Trump had referred in a tweet to "Animal Assad," and criticized Russia and Iran for backing the Syrian leader, directly naming Russian President Vladimir Putin.

Russian Foreign Minister Sergei Lavrov, meanwhile, said such allegations were false and a provocation. 

Syrian government forces had launched an air and ground assault on Douma, the last rebel-held town in the eastern Ghouta district, on Friday.

One video shared by activists showed bodies of about a dozen children, women and men, some with foam at the mouth. Reuters could not independently verify the reports.

Haley described graphic images and videos from Syria, saying the images showed victim's whose skin "is the ashen blue that is now tragically familiar from chemical weapons scenes."

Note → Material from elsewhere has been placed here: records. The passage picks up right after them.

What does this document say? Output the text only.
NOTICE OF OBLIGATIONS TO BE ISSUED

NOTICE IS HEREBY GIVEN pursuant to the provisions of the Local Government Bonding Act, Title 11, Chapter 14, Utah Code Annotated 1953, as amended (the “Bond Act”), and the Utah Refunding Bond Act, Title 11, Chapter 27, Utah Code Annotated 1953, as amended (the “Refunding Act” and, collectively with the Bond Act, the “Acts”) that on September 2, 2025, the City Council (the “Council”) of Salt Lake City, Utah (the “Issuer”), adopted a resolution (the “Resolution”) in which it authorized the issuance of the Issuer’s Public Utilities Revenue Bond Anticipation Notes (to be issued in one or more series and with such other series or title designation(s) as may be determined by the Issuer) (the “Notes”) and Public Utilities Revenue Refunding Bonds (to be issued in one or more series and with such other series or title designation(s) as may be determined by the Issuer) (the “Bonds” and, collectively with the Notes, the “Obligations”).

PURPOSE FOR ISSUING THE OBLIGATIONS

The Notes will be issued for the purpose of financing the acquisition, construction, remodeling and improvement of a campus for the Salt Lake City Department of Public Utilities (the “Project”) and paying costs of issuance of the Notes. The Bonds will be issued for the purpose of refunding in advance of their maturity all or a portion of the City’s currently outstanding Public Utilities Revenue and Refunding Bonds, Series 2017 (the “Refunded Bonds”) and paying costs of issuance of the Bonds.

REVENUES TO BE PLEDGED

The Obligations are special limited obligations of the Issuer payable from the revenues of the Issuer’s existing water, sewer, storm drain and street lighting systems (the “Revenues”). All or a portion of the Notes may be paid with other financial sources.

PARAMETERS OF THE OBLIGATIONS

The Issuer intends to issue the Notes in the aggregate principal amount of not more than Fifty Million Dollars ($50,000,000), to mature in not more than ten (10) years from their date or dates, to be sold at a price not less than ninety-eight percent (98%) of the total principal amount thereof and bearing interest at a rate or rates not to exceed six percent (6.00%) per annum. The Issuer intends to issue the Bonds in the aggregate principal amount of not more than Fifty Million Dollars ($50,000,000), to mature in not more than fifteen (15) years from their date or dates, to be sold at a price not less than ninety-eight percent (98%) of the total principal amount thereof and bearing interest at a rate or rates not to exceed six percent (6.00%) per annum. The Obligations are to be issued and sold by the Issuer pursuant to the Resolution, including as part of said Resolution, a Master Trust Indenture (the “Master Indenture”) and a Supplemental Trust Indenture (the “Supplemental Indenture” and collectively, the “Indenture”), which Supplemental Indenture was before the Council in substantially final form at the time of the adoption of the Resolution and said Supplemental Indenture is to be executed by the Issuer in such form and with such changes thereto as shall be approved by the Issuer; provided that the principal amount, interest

A medical worker gives toddlers oxygen through respirators following the alleged attack. (Syrian Civil Defense White Helmets via AP)

The OPCW, based in The Hague, said people were possibly gassed to death by a poisonous cocktail of sarin and chlorine.

A doctor in Ghouta quoted by UOSSM said patients were coughing blood, a symptom not seen in previous chemical attacks.

UN war crimes investigators had previously documented 33 chemical attacks in Syria, attributing 27 to the Assad government, which has repeatedly denied using the weapons.

The United States fired missiles on a Syrian airbase a year ago in response to the killing of dozens of civilians in a sarin gas attack in an opposition-held town in northwest Syria, blamed on Assad.